Twenty-three years after the first coronary stents were placed using the radial artery in the wrist, the procedure has gained widespread use in much of Europe, Japan, India and other non-U.S. countries. In fact, the European Society of Cardiology recently gave their highest recommendation to the radial approach in patients with Acute Coronary Syndrome. They noted that new data shows “the radial approach is superior to the femoral (groin) approach not only in terms of vascular complications and major bleeding events, but also in reducing all-cause mortality.” In addition, studies demonstrate that radial PCIs can significantly reduce hospital stays and associated costs, as patients can return home soon after the procedure.
In the U.S., the radial approach for percutaneous coronary intervention (PCI) has been steadily growing in popularity and, according to our market research, comprises approximately 40 percent of PCIs.

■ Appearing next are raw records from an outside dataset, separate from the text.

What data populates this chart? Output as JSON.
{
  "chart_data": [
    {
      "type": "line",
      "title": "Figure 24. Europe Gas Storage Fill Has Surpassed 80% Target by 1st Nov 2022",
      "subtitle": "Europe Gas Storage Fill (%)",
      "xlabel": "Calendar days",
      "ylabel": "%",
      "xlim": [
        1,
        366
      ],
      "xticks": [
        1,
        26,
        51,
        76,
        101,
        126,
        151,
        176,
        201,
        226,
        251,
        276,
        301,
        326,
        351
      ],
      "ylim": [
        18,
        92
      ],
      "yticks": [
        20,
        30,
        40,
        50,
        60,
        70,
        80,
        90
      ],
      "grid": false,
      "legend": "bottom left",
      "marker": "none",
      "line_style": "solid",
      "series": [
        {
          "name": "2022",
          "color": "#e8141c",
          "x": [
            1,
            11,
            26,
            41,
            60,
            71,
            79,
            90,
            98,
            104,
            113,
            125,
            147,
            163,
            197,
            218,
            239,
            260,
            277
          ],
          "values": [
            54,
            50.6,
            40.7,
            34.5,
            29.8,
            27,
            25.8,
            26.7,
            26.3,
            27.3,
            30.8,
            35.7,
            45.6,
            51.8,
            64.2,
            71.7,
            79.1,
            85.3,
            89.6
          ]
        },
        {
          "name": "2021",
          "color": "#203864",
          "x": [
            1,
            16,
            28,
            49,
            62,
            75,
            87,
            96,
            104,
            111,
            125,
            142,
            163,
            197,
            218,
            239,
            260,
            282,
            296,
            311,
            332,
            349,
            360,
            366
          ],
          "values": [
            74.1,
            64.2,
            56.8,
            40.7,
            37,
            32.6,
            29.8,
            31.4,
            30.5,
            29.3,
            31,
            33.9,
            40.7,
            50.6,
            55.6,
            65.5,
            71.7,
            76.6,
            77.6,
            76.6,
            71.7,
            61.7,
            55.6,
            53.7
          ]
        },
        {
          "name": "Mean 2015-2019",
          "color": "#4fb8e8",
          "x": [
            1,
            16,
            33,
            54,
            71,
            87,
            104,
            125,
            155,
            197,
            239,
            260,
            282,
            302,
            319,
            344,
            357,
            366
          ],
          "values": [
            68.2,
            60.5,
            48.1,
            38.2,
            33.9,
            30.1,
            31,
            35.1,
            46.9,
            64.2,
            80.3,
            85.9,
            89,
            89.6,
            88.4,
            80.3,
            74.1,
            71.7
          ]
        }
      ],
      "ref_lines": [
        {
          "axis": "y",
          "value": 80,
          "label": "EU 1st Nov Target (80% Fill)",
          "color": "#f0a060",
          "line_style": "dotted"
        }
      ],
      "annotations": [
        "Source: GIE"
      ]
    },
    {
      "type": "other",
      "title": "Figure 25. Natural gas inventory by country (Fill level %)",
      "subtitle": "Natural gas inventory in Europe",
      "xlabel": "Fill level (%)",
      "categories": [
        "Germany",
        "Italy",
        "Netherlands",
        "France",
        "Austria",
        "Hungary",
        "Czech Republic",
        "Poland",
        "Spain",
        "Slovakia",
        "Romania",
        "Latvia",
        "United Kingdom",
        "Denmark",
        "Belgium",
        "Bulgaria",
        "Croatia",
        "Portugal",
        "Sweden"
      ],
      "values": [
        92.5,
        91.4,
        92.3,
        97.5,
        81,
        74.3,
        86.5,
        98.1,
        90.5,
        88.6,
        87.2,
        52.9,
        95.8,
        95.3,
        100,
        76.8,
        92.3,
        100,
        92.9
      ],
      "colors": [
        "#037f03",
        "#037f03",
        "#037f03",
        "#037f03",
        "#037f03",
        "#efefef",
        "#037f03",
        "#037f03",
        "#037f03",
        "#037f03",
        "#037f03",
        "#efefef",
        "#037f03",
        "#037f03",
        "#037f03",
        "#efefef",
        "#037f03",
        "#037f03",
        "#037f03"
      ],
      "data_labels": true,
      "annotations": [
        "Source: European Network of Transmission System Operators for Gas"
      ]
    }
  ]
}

While radiation exposure to patients during PCI is similar regardless of the access site (radial or femoral), results of the REVERE trial  indicated that interventional cardiologists are exposed to significantly higher levels of radiation while performing left-radial PCI, as compared to femoral access procedures. Recently though, CorPath, the first robotic system for PCI, received 510(k) clearance from the U.S. Food and Drug Administration for PCIs performed via radial access.
This is a significant step in the adoption of robotic PCI. Not only will robotics play an expanding role in performing radial procedures that minimize risk or complications to the patient; the physicians that perform these procedures will greatly minimize their exposure to radiation and, ultimately, the occupational health hazards associated with chronic, long-term exposure to ionizing radiation.
 Pancholy SB, Joshi P, Shah S, et al. Randomized evaluation of vascular entry site and radiation exposure: the REVERE trial. J Am Coll Cardiol Intv. 2015; Epub ahead of print.